In the same way that WPNC has rolled out its own version of sprints, the agency has recently been consulting with clients and prospects about co-creation. The fancy term for it is participatory design and it’s been around for 40 years.
Digital strategy director Dan Martin explains: “Co-creation breaks down silos, getting individuals to pull together as part of the creative process and, ultimately, taking an organisation on a journey. If a project needs to get off the ground but some people don’t feel invested in it, involving them in shaping the idea is more likely to make it succeed and, crucially, gain buy-in from the board or budget holders.”
The agency has created a framework based on the three stages of co-creation: ideation, where participants all share creative thoughts and themes; this provides fuel for solution development, where some of those ideas are firmed up into how a product or service might eventually look then fashioned into prototypes; and test & validate, where the idea is interrogated. This guaranteed, physical, testable output is perhaps co-creation’s greatest benefit.
WPNC has run a series of workshops allowing attendees to sample how co-creation can help. Mixing up teams from different organisations gives participants a feel for working with people outside their normal sphere. This would be replicated via interdepartmental sessions in a normal co-creation setting.

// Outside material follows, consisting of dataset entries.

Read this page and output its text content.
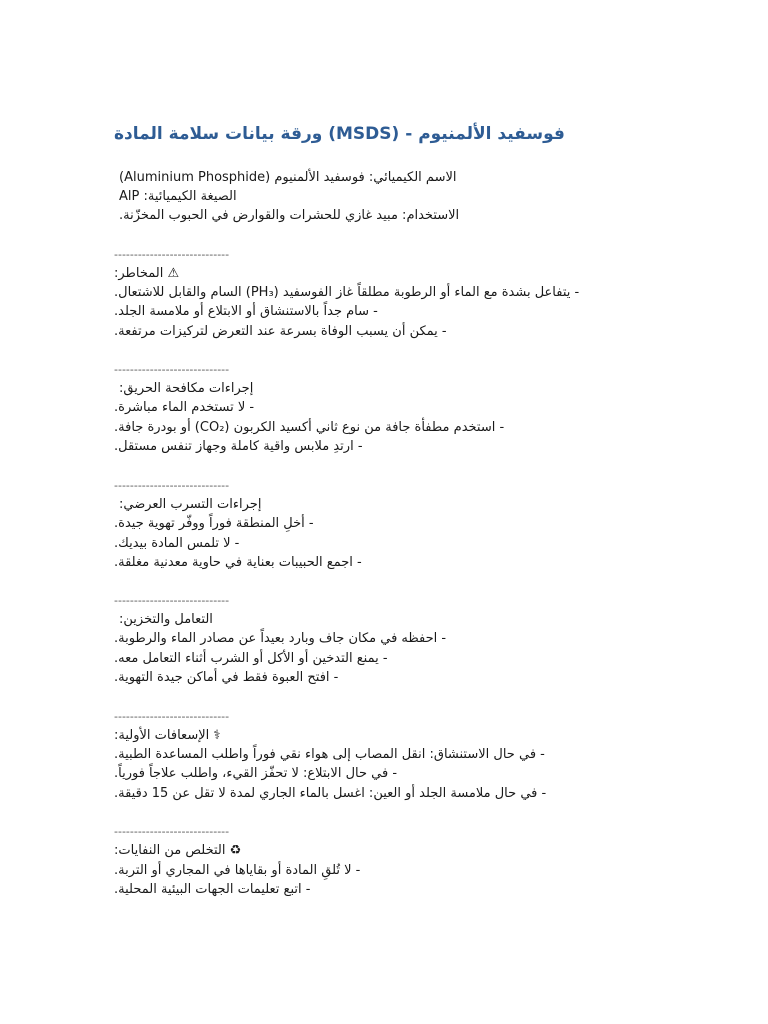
فوسفيد الألمنيوم - (MSDS) ورقة بيانات سلامة المادة
الاسم الكيميائي: فوسفيد الألمنيوم (Aluminium Phosphide)
الصيغة الكيميائية: AlP
الاستخدام: مبيد غازي للحشرات والقوارض في الحبوب المخزّنة.
-----------------------------
⚠ المخاطر:
- يتفاعل بشدة مع الماء أو الرطوبة مطلقاً غاز الفوسفيد (PH₃) السام والقابل للاشتعال.
- سام جداً بالاستنشاق أو الابتلاع أو ملامسة الجلد.
- يمكن أن يسبب الوفاة بسرعة عند التعرض لتركيزات مرتفعة.
-----------------------------
إجراءات مكافحة الحريق:
- لا تستخدم الماء مباشرة.
- استخدم مطفأة جافة من نوع ثاني أكسيد الكربون (CO₂) أو بودرة جافة.
- ارتدِ ملابس واقية كاملة وجهاز تنفس مستقل.
-----------------------------
إجراءات التسرب العرضي:
- أخلِ المنطقة فوراً ووفّر تهوية جيدة.
- لا تلمس المادة بيديك.
- اجمع الحبيبات بعناية في حاوية معدنية مغلقة.
-----------------------------
التعامل والتخزين:
- احفظه في مكان جاف وبارد بعيداً عن مصادر الماء والرطوبة.
- يمنع التدخين أو الأكل أو الشرب أثناء التعامل معه.
- افتح العبوة فقط في أماكن جيدة التهوية.
-----------------------------
⚕ الإسعافات الأولية:
- في حال الاستنشاق: انقل المصاب إلى هواء نقي فوراً واطلب المساعدة الطبية.
- في حال الابتلاع: لا تحفّز القيء، واطلب علاجاً فورياً.
- في حال ملامسة الجلد أو العين: اغسل بالماء الجاري لمدة لا تقل عن 15 دقيقة.
-----------------------------
♻ التخلص من النفايات:
- لا تُلقِ المادة أو بقاياها في المجاري أو التربة.
- اتبع تعليمات الجهات البيئية المحلية.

In a charity focussed workshop, attendees opted prior to the session to tackle the issue of increasing millennials’ engagement and donations. Dividing into groups - and armed with market insight consolidated into a target persona, marketing manager “Louise” - teams began by generating on-the-spot ideas.
Groups reached a consensus on which idea to develop in their teams, and each member contributed further thoughts to develop the concept. Finally, the crystallised product ideas were presented back to the room.
Dan adds: “We hope people go away from these taster sessions with an understanding of the value of co-creation and an appreciation of how an independent facilitator can help get the best possible results.”
Delegates clearly found the session useful and left with practical advice and ideas. Helen McKenna-Aspell, group head of marketing and income generation at the Civil Service Benevolent Fund, commented: “I learned how everyone can contribute ideas, and you can rapidly evolve something into a really innovative and exciting product that you can take forward quickly into prototyping. “We have a big digital transformation and fundraising job to do, evolving [how we work with] civil servants, volunteers, supporters and staff, so this is very valuable. I think we will use a facilitated series of workshops to bring forward ideas that we have based on personas and audiences… and work through to practical solutions.”
Neil Hart, senior marketing and communications manager at Young Epilepsy, concurred: “The most valuable part was taking yourself out of your work environment, being with different people and thinking outside the box; also, the practical aspect of trying something abstract… and flexing those creative muscles in a collaborative mindset.”
Finally, Dan implores co-creators not to forget their ultimate beneficiary: the audience. He concludes: “The importance of audiences shouldn’t be lost in the co-creation process. Involve them and you’ll get a better product, as you will have the input of those experiencing your service. We think co-creation can be applied to any situation.”